My answer went something like "I'm sick of it all. Tired of all the 'ME,' 'MY,' 'ME,' and how do I get what's coming to ME, and distressed at the lack of thinking about what is best for the whole lot of us. I'm tired of the news about growing income disparities, and the worry about the one percent of Americans who still pay some inheritance taxes. I am worried about the folks trying to make it on $6.50 an hour."

The arguments are ones that the two of us have touched on before, and I'm sure that I didn't change his mind, and know that my own concerns for private property rights - they do occupy some space in my value system - were not heightened by his arguments.

That afternoon, Judy and I had the great pleasure of attending the wedding and reception of our newest neighbors, Marcy and Brian Concannon. Marcy is an Oregonian who was a Peace Corps Volunteer in Zaire a decade ago. She met Brian while working for a United Nations program in Haiti, where he is a human rights lawyer. Marcy came back to Oregon about a year ago looking for a quiet place with clean air to finish up written reports on her overseas work - and she found the Wallowas. And now she's convinced Brian that they should make Joseph their home - at least part time while he continues his work in and for Haiti.

For a week before the wedding, friends and relatives from Africa and Haiti and all over the United States arrived in Joseph, hiked and swam and enjoyed our good place. The wedding at St. Katherine's in Enterprise was packed with this diverse and gushing group, and it seemed especially fitting for such an international celebration that Father Peter, our local parish priest, is from Sri Lanka.

Although I had met some members of the wedding party previously, it was at the ceremony itself that I began feeling a great lifting of spirit. A brief introduction preceded the first scriptural reading, and explained that the "swords into ploughshares, spears into fish hooks" passage had been chosen because the story of these two young people was one of commitment to peace and justice. Old Catholics and young Catholics, many of them from New England, marched up to participate in the ceremony, and even the homily played on the themes that are the life work and passion of the new couple.

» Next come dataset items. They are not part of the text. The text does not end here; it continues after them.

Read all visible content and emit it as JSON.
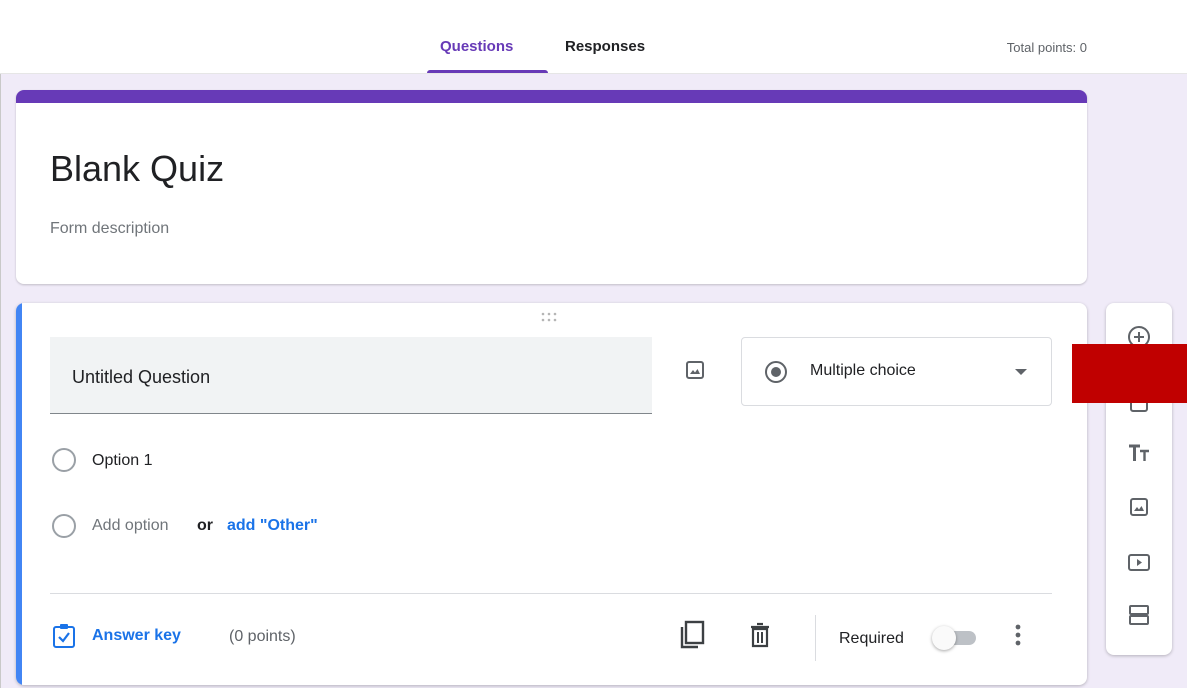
{
  "header": {
    "tabs": [
      {
        "label": "Questions",
        "active": true
      },
      {
        "label": "Responses",
        "active": false
      }
    ],
    "total_points": "Total points: 0"
  },
  "form": {
    "title": "Blank Quiz",
    "description_placeholder": "Form description",
    "accent_color": "#673ab7"
  },
  "question": {
    "title": "Untitled Question",
    "type": "Multiple choice",
    "options": [
      "Option 1"
    ],
    "add_option": "Add option",
    "or": "or",
    "add_other": "add \"Other\"",
    "answer_key": "Answer key",
    "points": "(0 points)",
    "required_label": "Required",
    "required": false
  },
  "side_toolbar": {
    "items": [
      "add-question-icon",
      "import-questions-icon",
      "add-title-icon",
      "add-image-icon",
      "add-video-icon",
      "add-section-icon"
    ]
  },
  "colors": {
    "accent": "#673ab7",
    "link": "#1a73e8",
    "active_card_bar": "#4285f4",
    "overlay_block": "#c00000"
  }
}
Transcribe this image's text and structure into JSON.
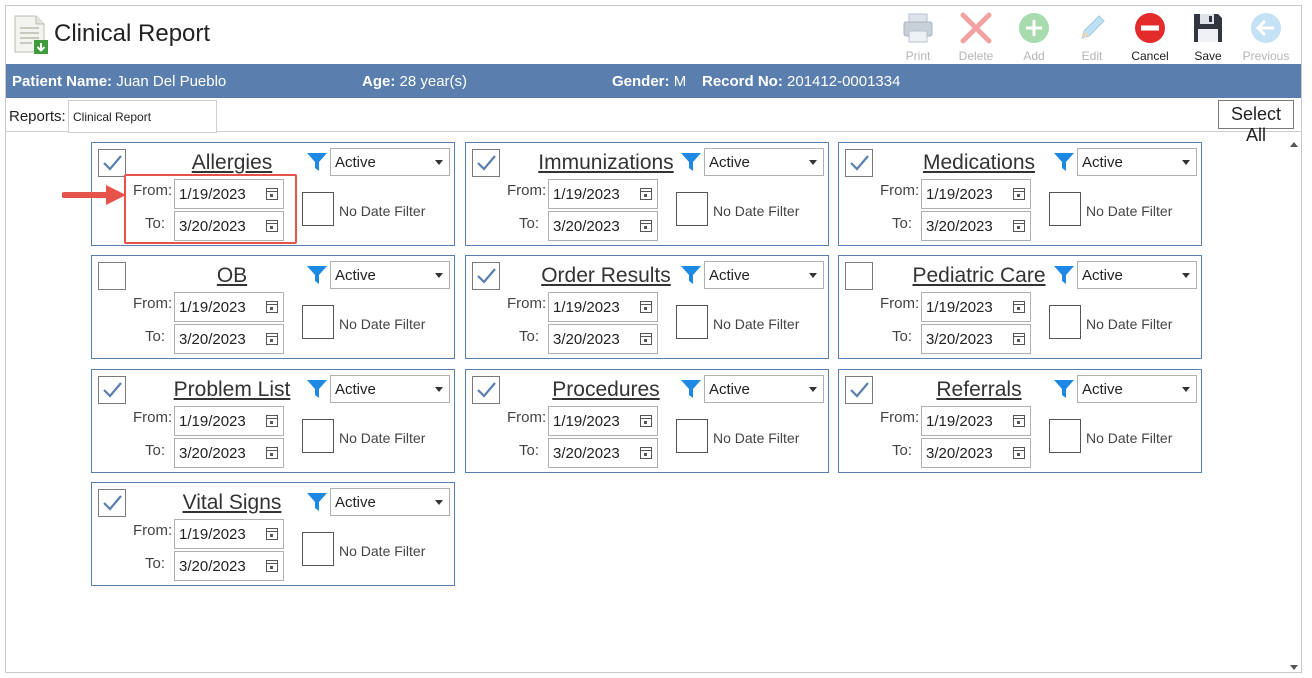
{
  "header": {
    "title": "Clinical Report",
    "toolbar": [
      {
        "label": "Print",
        "icon": "printer-icon",
        "enabled": false
      },
      {
        "label": "Delete",
        "icon": "delete-x-icon",
        "enabled": false
      },
      {
        "label": "Add",
        "icon": "add-plus-icon",
        "enabled": false
      },
      {
        "label": "Edit",
        "icon": "pencil-icon",
        "enabled": false
      },
      {
        "label": "Cancel",
        "icon": "cancel-minus-icon",
        "enabled": true
      },
      {
        "label": "Save",
        "icon": "floppy-disk-icon",
        "enabled": true
      },
      {
        "label": "Previous",
        "icon": "back-arrow-icon",
        "enabled": false
      }
    ]
  },
  "patient": {
    "name_label": "Patient Name:",
    "name": "Juan Del Pueblo",
    "age_label": "Age:",
    "age": "28 year(s)",
    "gender_label": "Gender:",
    "gender": "M",
    "record_label": "Record No:",
    "record": "201412-0001334"
  },
  "reports": {
    "label": "Reports:",
    "value": "Clinical Report",
    "select_all": "Select All"
  },
  "labels": {
    "from": "From:",
    "to": "To:",
    "no_date_filter": "No Date Filter"
  },
  "panels": [
    {
      "title": "Allergies",
      "checked": true,
      "status": "Active",
      "from": "1/19/2023",
      "to": "3/20/2023"
    },
    {
      "title": "Immunizations",
      "checked": true,
      "status": "Active",
      "from": "1/19/2023",
      "to": "3/20/2023"
    },
    {
      "title": "Medications",
      "checked": true,
      "status": "Active",
      "from": "1/19/2023",
      "to": "3/20/2023"
    },
    {
      "title": "OB",
      "checked": false,
      "status": "Active",
      "from": "1/19/2023",
      "to": "3/20/2023"
    },
    {
      "title": "Order Results",
      "checked": true,
      "status": "Active",
      "from": "1/19/2023",
      "to": "3/20/2023"
    },
    {
      "title": "Pediatric Care",
      "checked": false,
      "status": "Active",
      "from": "1/19/2023",
      "to": "3/20/2023"
    },
    {
      "title": "Problem List",
      "checked": true,
      "status": "Active",
      "from": "1/19/2023",
      "to": "3/20/2023"
    },
    {
      "title": "Procedures",
      "checked": true,
      "status": "Active",
      "from": "1/19/2023",
      "to": "3/20/2023"
    },
    {
      "title": "Referrals",
      "checked": true,
      "status": "Active",
      "from": "1/19/2023",
      "to": "3/20/2023"
    },
    {
      "title": "Vital Signs",
      "checked": true,
      "status": "Active",
      "from": "1/19/2023",
      "to": "3/20/2023"
    }
  ],
  "colors": {
    "patient_bar": "#5a7fae",
    "panel_border": "#5a7fae",
    "filter_icon": "#1e88e5",
    "highlight": "#e5534b"
  }
}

At the reception in Joseph, we had a chance to meet more of the visitors. The Peace Corps stories were not just "two years in Africa" and back to business. Many of the guests had put in years working with international and domestic humanitarian programs. The visitors from Haiti included people from that country and others who have worked ? and again, worked for years to advance causes of justice and economic and educational opportunity for the people of that beleaguered nation. A woman at our table tried to return to the States after several years there, and finally settled in at a medical non-profit in Florida where she can return to Haiti at least once a month. One family member and friend after another rose to toast the energy and commitment of Marcy and Brian. It was obvious that the humanitarian work that drew the couple together was multi-generational.

I was on a high that night and all of Sunday, but the conversation about property and inheritance lurked in the back of my mind. Finally, on Monday evening I got out a copy of the Declaration of Independence and the Constitution. And friends, there is no doubt in my mind which party the framers would have attended. The first "fact" submitted to a "candid world" about the King of England and the reason for the Declaration is that "He has refused his assent to laws the most wholesome and necessary for the public good." There is much talk of justice, and complaint of a "military independent of, and superior to, the civil power." "Property" is down the page.

But for space, I'd cite the entire preamble to the Constitution. It begins with "in order to form a more perfect union, establish justice..." My cursory reading didn't find "inheritance," although it certainly might be in the fine print.

Yes, we can argue about how "fair" it is to pass on our hard earned assets to our offspring, or how "free" we should each be to do what we will with our "own" property. We can - and do - argue about the constitutionality of these questions. But even a quick reading of our basic documents tells me that the passions that built this country were not primarily selfish passions. And that the objects of those passions were not houses and businesses and stock portfolios.